There are two ways to get around the pseudo-inverse. First, this could simply be an issue of small but non-zero values in the noise_var parameter. In other words, we currently check it against zero here https://github.com/ComputationalCryoEM/ASPIRE-Python/blob/28ebc69b7d54088a64d3569fe1b4fc893138074d/src/aspire/covariance/covar2d.py#L437 but maybe the appropriate thing to do is test it against machine epsilon (your SNR of 10^20 will probably give a very small noise variance that is not zero). So one simple fix would be to replace noise_var == 0 with something like noise_var < tol, where tol may be a parameter or set to np.finfo(noise_var.dtype).eps.

The second (potentially more stable) approach is to compute an eigendecomposition of the clean covariance matrix (covar_coeff in the code), identify the non-trivial eigenvectors and the subspace they span. The CTF matrices (ctf_fb_k) can then be projected into that subspace along with the noisy coefficients (coeff_k) and we can do all the work in there. This does however, assume that the CTF matrices are always full rank (which I suspect is not always the case and may be playing a role here, but that remains to be verified).
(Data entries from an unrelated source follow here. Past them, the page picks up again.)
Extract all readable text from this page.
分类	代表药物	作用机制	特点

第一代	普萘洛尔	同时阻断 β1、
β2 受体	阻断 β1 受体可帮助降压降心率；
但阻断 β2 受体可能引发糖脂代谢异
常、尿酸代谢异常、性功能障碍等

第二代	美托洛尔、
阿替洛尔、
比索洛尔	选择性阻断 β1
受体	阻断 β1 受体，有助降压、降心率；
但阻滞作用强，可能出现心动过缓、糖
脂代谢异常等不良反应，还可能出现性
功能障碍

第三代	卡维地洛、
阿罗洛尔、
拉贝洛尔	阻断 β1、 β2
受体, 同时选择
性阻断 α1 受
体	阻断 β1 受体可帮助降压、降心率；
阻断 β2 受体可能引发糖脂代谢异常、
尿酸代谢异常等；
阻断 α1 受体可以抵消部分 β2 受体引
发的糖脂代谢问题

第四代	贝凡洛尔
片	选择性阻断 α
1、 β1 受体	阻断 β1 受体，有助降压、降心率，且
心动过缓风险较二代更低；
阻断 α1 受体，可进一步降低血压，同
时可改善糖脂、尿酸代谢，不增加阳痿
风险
Neither of these will work if the CTF matrix is singular, though. It would be good to verify if this is the case before proceeding. If we do have a singular CTF matrix, we could do an eigendecomposition of that, but then we're getting into the same level of computational effort as for the pseudo-inverse.

garrettwrong commented 3 years ago

We should revisit this now that some bugs in cov2d have been fixed just to be sure we aren't chasing a red herring here.